The take-away: have a plan for when you are going to sit down and put words on paper. Furthermore, you must have the discipline to stick to that plan. Fit the plan to your life situation. For instance, you could take one day a week off from work; write at 5:00 a.m.; write an hour a day (at a specific time); create your own time and place. Whatever works for you—just do it!
…
Plot ideas can come anytime, anywhere. The impetus for A Confluence Of Rivers came on a winter afternoon on the way home from work, while I was stuck in a construction delay.
Seventeen-year-old Wiley Jennings flagged the milk truck down, caught a ride into town.
I knew, intuitively, when and where Wiley Jennings was when he flagged down the milk truck: rural southwest Mississippi, summer 1931. The questions were: who was Wiley, and why did he need to go to town? (I knew, from personal experience, that catching a ride on the milk truck was a not common, casual affair.) In the process of figuring it out, those lines turned into a five-hundred page novel. Three main characters, half-a-dozen supporting characters, a plot covering ten or more years; a murder (where the reader knows from the beginning who did it and why, and is sympathetic to the killer), and a love story.
Hampton Roads '44: (AKA Kentucky Straight) grew out of the lines:
It all started with a cup of sugar.
A container bound for already war-weary England had fallen from a pallet back down onto the deck of the car float below, broken open. Sugar spilled out everywhere.
“You’re a clumsy son-of-a-bitch,” somebody shouted up to the crane operator. They all laughed. Half-a-dozen men scooped up sugar, closed it up in their lunch boxes, took it home to their wives. Rationing was a bitch.
That line, It all started with a cup of sugar, first occurred to me in the middle of a Christmas day run along the James River in Newport News, Virginia. The path I was following overlooked what had been, in the WWII years, the Hampton Roads Port Of Embarkation. Those words are well on the way to becoming a WWII home-front novel filled with moonshiners, black marketeers, heroes and villains: tragically flawed characters.
“A Chicken-Wire Juke Joint, Kentwood, Louisiana, 1972.”
It was a chicken-wire juke-joint, all right.
This line came one night while I was reading about Jimmy Donley, a ground-breaking and immensely talented, but tragic figure, from the 1950s birth of Rock-And-Roll. It has become a short story, currently looking for a home.
I could add more to this list of inspiring moments, but the point is: write them down! Turn them over, these out of thin air thoughts, see what is on the bottom. Look at them sideways. There is a story in there somewhere. Our job, as writers, is to find it.

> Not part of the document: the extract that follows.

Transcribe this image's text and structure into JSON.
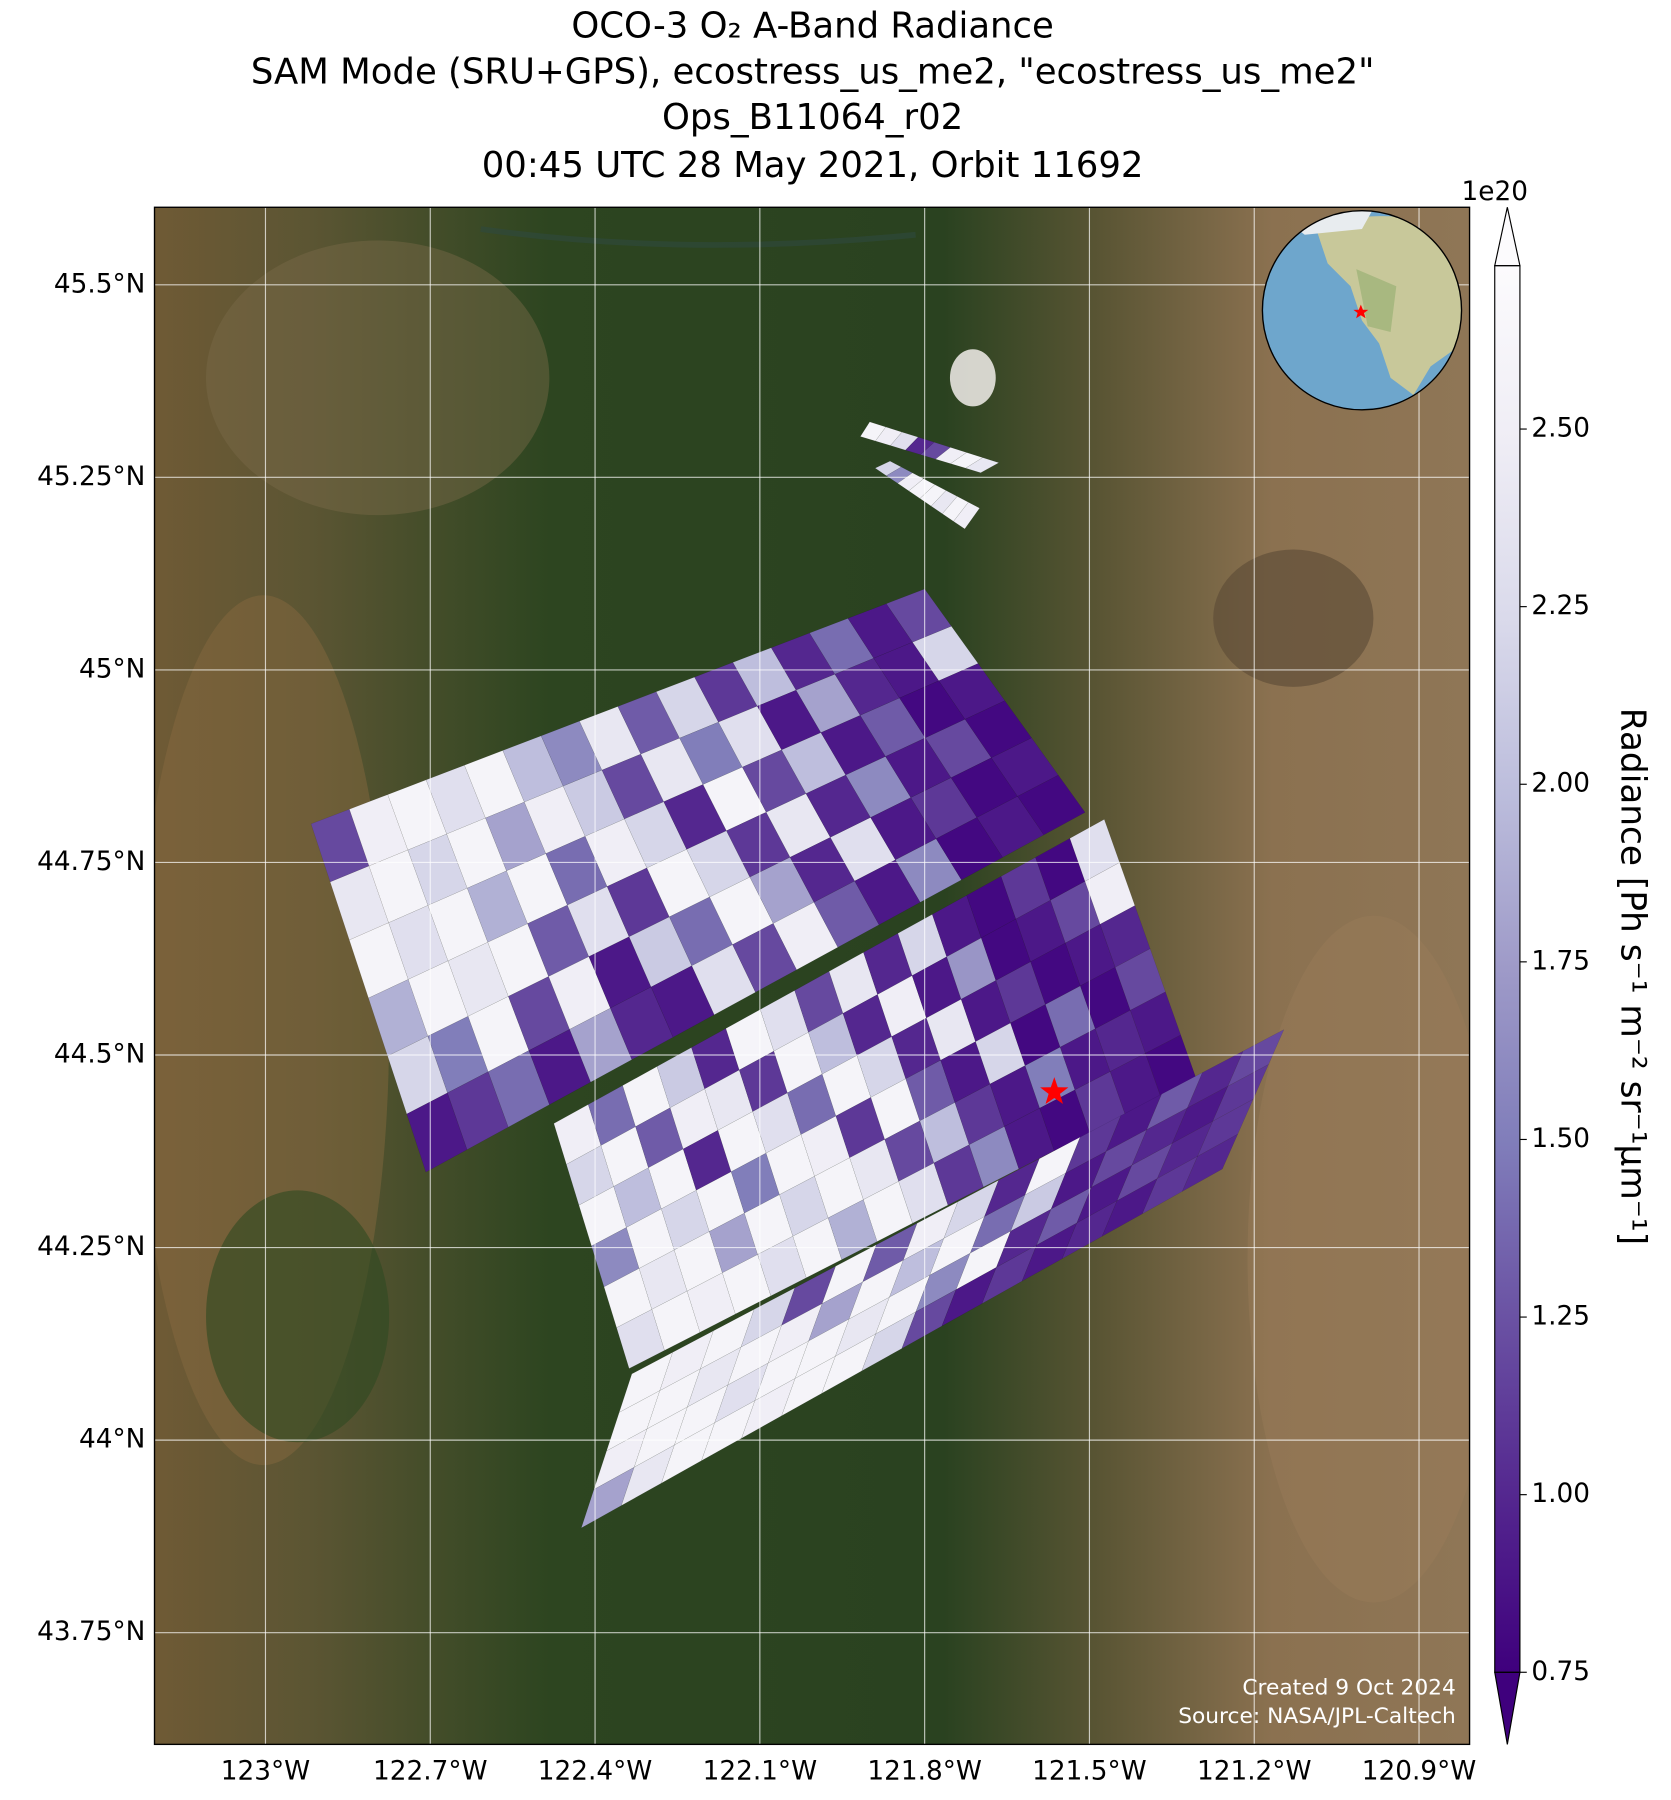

Inspiration is all around us. Fifteen of William Faulkner's nineteen novels are set in Yoknapatawpha County, an area far smaller than Buncombe County (Asheville). Mr. Faulkner was known to say, “…I am not apt to run out of stories to tell about this patch of dirt.”
Keep a notebook, a legal pad, with you always (or if you must, your smart phone or other device). Write those stray thoughts down. Elmore Leonard wrote his first several novels on a legal pad hidden in the top pull-out of his desk at an advertising agency in Detroit. (I don't recommend this tactic!) The next As I Lay Dying may nudge your elbow on tomorrow's drive home from the grocery store.
You may have a full-time job, or another full time activity involving volunteer work and/or family. Still, if at heart you are writer, consider creating some structure for your time, establishing a daily (or even, weekly) routine that includes time for putting words on paper.
Throughout much of my adult life I was apt to say, “I could do that,” referring to Bridges Of Madison County, or whatever. Some number of years ago my son said, “Daddy, either do it, or quit talking about it.”
For many of us that is the challenge.